This time of year is the beginning of my favorite annual ritual—the sowing of the sweet pea seeds. I have grown sweet peas on both sides of the Atlantic for more than ten seasons. And while it is most definitely a challenge in our New England climate, it is always worthwhile. I sow the seeds by the end of February to plant out as soon as I can get them in the soil which is usually the end of March but this varies drastically from year to year (again, remember, New England!).
The plants need a head start so that they are flowering as soon as possible because once the intense summer heat arrives the flowering is over. Pretty much it equates to 4 months of growing the plants big enough to then support 4-6 weeks of flowering. But the smell is second to none and the perky little flowers keep producing as long as you keep cutting. I grow sweet peas on upright supports for beans.
Many books will advise against sowing them indoors citing that beans don’t like their roots disturbed. That is why I have had great luck using RootrainersTM which are 5” deep cells that open like a book to allow you to gently remove the young plant without disturbing the roots. You can also grow your plants in toilet paper rolls but I have found that the rolls start to mold and then fall apart before I get them in the ground. In a more temperate climate, like the UK, the plants don’t have to wait so long before going outside so the toilet paper rolls are more feasible.

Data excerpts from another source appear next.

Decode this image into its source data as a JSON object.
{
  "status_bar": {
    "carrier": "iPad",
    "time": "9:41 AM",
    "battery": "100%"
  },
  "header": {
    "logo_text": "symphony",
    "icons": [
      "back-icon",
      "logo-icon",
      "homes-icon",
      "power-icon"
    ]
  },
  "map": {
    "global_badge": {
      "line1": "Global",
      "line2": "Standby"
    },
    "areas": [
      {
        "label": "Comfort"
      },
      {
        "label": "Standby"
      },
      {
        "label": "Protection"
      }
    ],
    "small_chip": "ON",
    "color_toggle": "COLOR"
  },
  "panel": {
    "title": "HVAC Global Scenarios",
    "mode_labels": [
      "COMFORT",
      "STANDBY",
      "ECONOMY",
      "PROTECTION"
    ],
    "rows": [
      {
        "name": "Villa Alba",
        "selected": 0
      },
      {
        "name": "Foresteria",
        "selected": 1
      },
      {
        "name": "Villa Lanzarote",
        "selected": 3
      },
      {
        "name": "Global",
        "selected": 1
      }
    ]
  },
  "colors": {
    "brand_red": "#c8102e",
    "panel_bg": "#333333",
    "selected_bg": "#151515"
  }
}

I soak the seeds overnight before sowing them. This year I did not have time to plant the seeds but they had already been soaked so I went back to another technique I tried a few years back. I placed the seeds inside a wet, folded paper towel in a ziplock bag and then placed them in a warm, dark cupboard. After a few days about 30% of the seeds had germinated. After a week most of the seeds were ready for planting, and so was I!
At this point the seeds have a root, which sometimes has visible little hairs on it, and the stem. On almost all of the seeds the stem is bent like a fish hook and the root is straighter. Make sure to make a good sized hole, drop the seed in, root facing down, and then very gently fill in. The seedlings are actually pretty robust at this stage although you might think otherwise. A few years ago my daughter who was three at the time helped me plant the seeds at this stage.
Once planted, the RootrainersTM go on a heat mat inside a humidity dome. If you don’t have a dome, I have also placed wet newspapers on top successfully. They will need to be regularly checked and rewetted as necessary, though. You want to keep the sweet pea seeds out of light until they have emerged from the soil.
So that is where we are right now. In a few weeks I will show you how to pinch back the growing plants to get bushier vines and more flowers.
Oh, and one last thing: if you are going to the trouble of growing sweet peas, make sure to grow at least one of the varieties sold as heavily scented. You won’t regret it!